TypeError: <lambda>() takes 1 positional argument but 5 were given
回答1:
Yes, you should use lambdify. The first argument of lambdify
is a tuple of symbols, not a tuple of tuples as in your code. The second argument is a SymPy expression. Example:
from sympy import *
a, b, c, d, e = symbols('a b c d e')
expr = a*b + 2*c + d/e
f = lambdify((a, b, c, d, e), expr)
print(f(1, 2, 3, 4, 5)) # prints 8.8
In your case, this would look like
expr = fA(qbarsq, ktsq, NN, a, b, w)
f = lambdify((qbarsq, ktsq, NN, a, b, w), expr, "mpmath")
Here mpmath is chosen as the backend because it can evaluate Gamma function that your expression contains.

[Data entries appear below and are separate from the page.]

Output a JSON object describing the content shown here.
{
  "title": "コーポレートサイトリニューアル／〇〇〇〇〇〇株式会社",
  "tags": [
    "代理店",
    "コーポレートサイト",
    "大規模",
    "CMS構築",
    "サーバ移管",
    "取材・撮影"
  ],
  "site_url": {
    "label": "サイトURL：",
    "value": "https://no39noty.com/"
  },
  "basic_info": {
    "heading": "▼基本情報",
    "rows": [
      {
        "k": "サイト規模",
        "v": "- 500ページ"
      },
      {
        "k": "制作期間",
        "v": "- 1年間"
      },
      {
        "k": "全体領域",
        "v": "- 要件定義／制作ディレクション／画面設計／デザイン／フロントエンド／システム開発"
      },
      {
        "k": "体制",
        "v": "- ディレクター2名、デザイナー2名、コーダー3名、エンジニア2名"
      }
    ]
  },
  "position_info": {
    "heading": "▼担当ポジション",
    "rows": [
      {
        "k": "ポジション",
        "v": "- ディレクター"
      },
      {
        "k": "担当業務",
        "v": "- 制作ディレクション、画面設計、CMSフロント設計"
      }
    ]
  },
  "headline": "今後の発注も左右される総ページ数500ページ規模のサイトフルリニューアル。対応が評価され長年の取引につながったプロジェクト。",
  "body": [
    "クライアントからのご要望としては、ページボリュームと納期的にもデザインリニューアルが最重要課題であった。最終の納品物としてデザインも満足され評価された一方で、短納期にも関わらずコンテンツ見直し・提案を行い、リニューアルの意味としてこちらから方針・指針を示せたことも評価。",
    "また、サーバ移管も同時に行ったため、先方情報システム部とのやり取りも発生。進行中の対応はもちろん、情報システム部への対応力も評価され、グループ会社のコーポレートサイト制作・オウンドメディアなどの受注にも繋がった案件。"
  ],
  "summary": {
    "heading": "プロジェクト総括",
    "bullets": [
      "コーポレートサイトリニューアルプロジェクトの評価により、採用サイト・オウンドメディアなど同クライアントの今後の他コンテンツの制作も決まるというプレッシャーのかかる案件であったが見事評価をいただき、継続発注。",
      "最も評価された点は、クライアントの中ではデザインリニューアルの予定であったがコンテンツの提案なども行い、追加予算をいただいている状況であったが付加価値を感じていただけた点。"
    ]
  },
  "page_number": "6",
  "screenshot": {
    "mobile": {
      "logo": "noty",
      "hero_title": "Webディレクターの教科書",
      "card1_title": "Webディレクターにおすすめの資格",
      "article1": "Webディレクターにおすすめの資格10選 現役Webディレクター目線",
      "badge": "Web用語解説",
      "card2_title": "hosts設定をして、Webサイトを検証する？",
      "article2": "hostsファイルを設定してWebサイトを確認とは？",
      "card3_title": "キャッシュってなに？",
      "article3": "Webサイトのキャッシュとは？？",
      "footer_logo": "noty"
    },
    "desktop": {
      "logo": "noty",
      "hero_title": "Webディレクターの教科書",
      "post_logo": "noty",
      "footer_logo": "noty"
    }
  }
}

Otherwise, it would probably be faster to use "numpy" backend option. See more on lambdify.
print(f(1, 2, 3, 4, 5, 6)) # (-4757.21371513605 + 58978.7828908493j)
How it works with quad
... depends on whether you get real or complex numbers. When they are real, you can integrate with scipy.integrate.quad
:
from scipy.integrate import quad
quad(f, 3, 4, args=(2, 3, 4, 5, 6))[0]
returns 30049812.82526324
.
If they are complex, SciPy's quad
will be unhappy with mpc
type which it doesn't understand. But mpmath
has its own quad
, so use that instead:
import mpmath as mp
mp.quad(lambda x: f(2, x, 3, 4, 5, 6), [1, 3])
returns mpc(real='7170810.3848631922', imag='-192389955826656.31')
. Here [1, 3] is the interval of integration.